Viendo la foto de este perrito, ¿no te dan ganas de cogerlo, abrazarlo, llevártelo a tu casa y enseñárselo a todo aquel que pase por tu calle? Seguramente sí pero, ¿cuánto estarías dispuesto a pagar por él? No sé, por decir una cantidad, ¿pagarías unos 2.000.000 de dólares? Venga hombre, que es precio de amigo.

Pues sí, aunque parezca una burrada de las gordas desembolsar tal cantidad de dinero por un perro, es lo que ha pagado un millonario chino de 56 años por su última mascota, un Tibetan Mastiff.

El Tibetan Mastiff, el capricho de los ricos

Parece que el Tibetan Mastiff se ha convertido en uno de esos caprichos de los millonarios que, no sabiendo en qué gastar sus fortunas, se dedican a hacer muestras de su poder adquisitivo comprando cosas por un valor totalmente desorbitado.

Unos perros originarios del centro de Asia y Tibet que siempre han sido utilizados para cazar y de los cuales se dice que, además de ser leales y protectores, tienen ¨sangre de león¨, cosa que no me extraña viendo algunas fotos.

Pero, ¿sabes qué es lo peor de todo? Que si vemos la primera foto que os puse del cachorro sí puede haber alguno (millonario también) que piense que son 2 millones de dólares bien invertidos. Un perro recién nacido, tan bonito, con tantos años por delante… Sin embargo, el perro no estaba en ese estado cuando lo compró sino más como la siguiente foto que te muestro. En concreto, es el de la izquierda.

Tibetan Masttif vendido

¿Te imaginas que abres la puerta y te encuentras a tu hijo, marido, mujer o quién sea con semejante animal? Un rubio de 90 kilos de peso y casi 80 centímetros de altura que supera al que en 2011 fue considerado perro más caro del mundo. Otro como él por el que se pagó 1.5 millones de dólares.

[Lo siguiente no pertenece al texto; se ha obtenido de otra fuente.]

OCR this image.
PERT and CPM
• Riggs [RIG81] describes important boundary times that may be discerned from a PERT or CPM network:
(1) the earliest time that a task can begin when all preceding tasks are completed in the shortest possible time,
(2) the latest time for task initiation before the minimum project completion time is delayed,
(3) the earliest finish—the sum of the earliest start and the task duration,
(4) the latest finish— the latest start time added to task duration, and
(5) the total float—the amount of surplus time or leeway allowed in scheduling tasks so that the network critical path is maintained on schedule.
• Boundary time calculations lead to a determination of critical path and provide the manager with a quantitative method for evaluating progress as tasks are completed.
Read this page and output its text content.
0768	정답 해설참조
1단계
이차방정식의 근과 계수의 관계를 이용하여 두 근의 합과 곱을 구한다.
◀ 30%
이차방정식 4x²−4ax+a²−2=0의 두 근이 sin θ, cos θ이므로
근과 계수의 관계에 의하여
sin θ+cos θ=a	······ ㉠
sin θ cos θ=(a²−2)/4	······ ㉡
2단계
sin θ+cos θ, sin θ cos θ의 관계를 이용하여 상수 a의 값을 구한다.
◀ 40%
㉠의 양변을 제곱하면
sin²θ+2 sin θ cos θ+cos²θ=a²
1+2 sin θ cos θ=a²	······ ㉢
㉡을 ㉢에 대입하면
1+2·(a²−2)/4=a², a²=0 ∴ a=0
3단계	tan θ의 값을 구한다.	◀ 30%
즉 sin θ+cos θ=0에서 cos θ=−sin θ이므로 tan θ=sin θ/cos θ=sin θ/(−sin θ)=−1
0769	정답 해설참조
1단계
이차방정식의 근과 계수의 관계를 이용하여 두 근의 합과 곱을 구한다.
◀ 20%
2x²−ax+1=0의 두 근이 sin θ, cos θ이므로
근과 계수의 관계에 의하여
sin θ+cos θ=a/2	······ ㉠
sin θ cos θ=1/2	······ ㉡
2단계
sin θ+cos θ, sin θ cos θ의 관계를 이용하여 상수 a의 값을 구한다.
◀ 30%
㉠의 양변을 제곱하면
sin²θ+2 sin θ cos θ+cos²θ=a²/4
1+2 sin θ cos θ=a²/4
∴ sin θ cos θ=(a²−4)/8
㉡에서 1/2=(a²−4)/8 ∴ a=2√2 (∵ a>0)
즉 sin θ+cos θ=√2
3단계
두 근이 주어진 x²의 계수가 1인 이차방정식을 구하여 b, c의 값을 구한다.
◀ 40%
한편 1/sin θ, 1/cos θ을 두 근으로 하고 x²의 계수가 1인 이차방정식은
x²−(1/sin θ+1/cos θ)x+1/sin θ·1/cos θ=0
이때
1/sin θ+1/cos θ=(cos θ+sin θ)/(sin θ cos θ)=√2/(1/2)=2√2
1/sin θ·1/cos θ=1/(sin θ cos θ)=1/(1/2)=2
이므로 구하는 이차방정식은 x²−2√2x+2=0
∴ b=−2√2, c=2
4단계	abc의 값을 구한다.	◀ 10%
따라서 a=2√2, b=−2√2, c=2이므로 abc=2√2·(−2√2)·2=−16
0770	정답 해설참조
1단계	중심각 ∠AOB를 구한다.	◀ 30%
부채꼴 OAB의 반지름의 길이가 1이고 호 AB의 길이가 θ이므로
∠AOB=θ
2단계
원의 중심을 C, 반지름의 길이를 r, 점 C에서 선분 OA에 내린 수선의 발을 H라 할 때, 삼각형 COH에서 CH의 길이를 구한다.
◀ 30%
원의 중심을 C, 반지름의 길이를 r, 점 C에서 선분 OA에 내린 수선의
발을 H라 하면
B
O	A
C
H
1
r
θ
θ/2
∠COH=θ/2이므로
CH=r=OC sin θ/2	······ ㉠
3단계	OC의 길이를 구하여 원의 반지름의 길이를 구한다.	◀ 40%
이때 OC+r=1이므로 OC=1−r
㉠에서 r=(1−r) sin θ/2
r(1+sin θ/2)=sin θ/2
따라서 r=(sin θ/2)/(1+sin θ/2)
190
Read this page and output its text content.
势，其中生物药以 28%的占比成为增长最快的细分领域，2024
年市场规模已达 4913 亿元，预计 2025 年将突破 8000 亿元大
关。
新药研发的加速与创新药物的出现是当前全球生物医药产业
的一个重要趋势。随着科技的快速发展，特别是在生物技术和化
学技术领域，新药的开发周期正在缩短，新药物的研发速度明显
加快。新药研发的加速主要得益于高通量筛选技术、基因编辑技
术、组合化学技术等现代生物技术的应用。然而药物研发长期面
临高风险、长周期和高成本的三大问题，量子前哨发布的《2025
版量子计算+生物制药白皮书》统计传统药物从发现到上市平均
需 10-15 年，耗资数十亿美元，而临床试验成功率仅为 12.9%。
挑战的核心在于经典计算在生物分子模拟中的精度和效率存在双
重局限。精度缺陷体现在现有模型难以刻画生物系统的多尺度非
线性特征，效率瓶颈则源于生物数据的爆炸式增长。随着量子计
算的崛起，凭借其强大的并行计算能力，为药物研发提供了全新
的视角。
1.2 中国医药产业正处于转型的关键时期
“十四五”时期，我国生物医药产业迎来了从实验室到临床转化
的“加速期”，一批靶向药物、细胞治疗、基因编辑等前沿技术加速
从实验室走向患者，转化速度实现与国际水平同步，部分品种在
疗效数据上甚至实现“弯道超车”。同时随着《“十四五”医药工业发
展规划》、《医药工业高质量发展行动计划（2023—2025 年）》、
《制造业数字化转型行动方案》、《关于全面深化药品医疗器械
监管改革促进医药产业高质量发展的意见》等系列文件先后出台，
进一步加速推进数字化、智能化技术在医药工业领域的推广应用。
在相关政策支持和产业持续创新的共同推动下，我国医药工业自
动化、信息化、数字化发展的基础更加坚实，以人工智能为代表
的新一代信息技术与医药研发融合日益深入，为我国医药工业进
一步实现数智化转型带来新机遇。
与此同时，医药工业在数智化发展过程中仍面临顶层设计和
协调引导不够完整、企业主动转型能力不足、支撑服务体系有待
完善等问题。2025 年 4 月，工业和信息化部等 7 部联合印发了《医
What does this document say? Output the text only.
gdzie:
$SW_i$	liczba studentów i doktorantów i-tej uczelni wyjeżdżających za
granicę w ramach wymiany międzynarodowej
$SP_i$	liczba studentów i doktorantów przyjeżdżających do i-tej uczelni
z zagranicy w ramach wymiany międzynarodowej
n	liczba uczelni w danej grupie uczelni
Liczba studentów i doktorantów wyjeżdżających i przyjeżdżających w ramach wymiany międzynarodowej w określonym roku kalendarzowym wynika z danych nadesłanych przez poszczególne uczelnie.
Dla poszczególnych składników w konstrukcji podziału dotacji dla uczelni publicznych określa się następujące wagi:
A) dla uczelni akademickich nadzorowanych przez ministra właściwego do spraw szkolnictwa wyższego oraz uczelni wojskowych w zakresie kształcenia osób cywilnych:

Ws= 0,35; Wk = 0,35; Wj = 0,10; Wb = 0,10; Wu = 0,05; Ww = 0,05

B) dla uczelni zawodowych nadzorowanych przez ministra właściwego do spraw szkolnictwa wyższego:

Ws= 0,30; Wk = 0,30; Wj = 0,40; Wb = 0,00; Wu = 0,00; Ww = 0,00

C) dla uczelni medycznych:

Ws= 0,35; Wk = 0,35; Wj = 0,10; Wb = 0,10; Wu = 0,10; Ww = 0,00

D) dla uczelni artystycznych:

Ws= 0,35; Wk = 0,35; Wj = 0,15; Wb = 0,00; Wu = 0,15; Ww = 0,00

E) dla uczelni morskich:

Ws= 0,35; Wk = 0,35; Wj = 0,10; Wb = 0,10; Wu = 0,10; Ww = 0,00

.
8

Un perro cuanto menos llamativo y más si le vemos en plena acción. Hay que admitir que acojona un poco pero que mola muchísimo. Mira la foto.

Tibetan Mastiff  en acción

¿Cómo es posible que sea tan caro este animal? Según dicen sus criadores, el Tibetan Mastiff podría ser considerado tan escaso y especial como lo es el Oso Panda. Sin embargo, y como imaginarás, esto no es más que otro circo en el que los criadores intentan sacar el máximo beneficio.

En palabras de un experto del sector:

Los altísimos precios no son más que el resultado de las enormes exageraciones de los criadores.

Pero bueno, mientras haya personas dispuestas a pagar por ellos, ¿qué podemos decir nosotros? A mi personalmente me molaría tener uno pero… ¿dónde lo meto? Este tiene que ser el típico perro cabrón que te usurpa el sofá.

Entre esto y los concursos a perro más feo del año, ¿nos hemos vuelto totalmente locas las personas? ¿Alguna excentricidad de este tipo que conozcas y que quieras mostrarnos?